We came up with a few requirements for the new communications box. It had to support multiple serial protocols, the ports need to be isolated from the PC and it needs to be modular so we can build several boxes with different types of the serial port on the front. We decided that the best approach would be to build a main board with the USB to serial IC, USB port and power supply and then use separate daughter boards for each of the different serial protocols that we want to support. That way we could be one box with 4 RS232 ports or a box with 2 RS232 and 2 UART ports or one with an RS232, a UART, RS485 and a JTAG port, etc.
The main board is based around the FT4232H from FTDI. This chip supports up to 4 serial ports with two configurable JTAG, SPI, I2C or 8 general IO pins. The other two ports can be used for RS232, RS485, RS422 and UART. We based the circuit on the reference design from FTDI with power provided either from the PC's USB port or from an external supply through a 7805 regulator. This means that the current limit will be around 1A for the main board and daughter boards combined.
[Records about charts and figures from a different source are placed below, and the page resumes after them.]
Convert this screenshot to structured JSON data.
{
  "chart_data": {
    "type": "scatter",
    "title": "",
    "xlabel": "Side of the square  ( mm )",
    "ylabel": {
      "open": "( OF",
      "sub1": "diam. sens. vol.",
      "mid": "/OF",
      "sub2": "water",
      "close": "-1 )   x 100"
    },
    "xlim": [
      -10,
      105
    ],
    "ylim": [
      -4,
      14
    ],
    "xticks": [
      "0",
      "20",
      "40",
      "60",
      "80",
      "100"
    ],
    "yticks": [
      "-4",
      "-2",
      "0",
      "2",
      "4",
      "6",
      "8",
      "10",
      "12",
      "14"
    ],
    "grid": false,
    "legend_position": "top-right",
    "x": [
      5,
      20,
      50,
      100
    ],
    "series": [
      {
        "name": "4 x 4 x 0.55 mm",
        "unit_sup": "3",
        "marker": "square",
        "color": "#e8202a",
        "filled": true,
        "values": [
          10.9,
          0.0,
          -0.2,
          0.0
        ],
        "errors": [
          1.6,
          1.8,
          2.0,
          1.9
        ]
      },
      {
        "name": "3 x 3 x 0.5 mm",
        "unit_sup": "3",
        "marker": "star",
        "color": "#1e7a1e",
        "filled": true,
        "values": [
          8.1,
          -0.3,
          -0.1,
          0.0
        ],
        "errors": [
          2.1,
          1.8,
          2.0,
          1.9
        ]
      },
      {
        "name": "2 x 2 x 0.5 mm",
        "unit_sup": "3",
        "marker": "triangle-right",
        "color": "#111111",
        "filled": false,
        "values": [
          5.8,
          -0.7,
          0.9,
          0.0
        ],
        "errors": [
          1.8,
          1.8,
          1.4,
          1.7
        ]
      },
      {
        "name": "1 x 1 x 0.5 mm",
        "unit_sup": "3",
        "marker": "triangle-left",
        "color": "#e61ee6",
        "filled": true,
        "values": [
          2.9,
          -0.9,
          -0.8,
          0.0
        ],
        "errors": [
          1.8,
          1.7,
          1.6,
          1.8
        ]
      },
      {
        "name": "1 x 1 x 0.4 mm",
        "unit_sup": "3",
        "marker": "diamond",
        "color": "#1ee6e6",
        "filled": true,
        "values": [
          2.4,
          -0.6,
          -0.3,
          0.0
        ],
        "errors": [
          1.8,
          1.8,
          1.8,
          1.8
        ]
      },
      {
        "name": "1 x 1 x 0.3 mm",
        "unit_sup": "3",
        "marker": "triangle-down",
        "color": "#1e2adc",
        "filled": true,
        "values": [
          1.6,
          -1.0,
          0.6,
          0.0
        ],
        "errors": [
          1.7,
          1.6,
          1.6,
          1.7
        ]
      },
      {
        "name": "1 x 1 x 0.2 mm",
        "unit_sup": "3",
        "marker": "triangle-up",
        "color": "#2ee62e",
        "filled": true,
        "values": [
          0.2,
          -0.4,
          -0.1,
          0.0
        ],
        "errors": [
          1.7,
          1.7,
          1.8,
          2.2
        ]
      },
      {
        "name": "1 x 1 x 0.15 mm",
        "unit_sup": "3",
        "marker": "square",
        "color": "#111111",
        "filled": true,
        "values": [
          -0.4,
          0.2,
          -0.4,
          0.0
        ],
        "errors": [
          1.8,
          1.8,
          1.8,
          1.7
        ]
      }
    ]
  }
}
A suitable enclosure was found that uses extruded aluminium for the sides with plastic end plates so the connectors can be isolated from each other. We designed the main board so that it sits at the back of the case with the daughter boards plugged in vertically so you can have four daughter boards stacked 20mm apart across the enclosure.
So far we have designed the main board and RS232 one daughter board. The main board works perfectly and appears under Windows as four com ports.
When the PCB for the RS232 daughter board arrived we found that the connectors were backwards and the isolated switch-mode supply we used was a bit noisy so we are redesigning the daughter board with the connectors on the correct side and adding additional filtering on the power lines. Once the daughter boards are ready we will update the blog with our progress.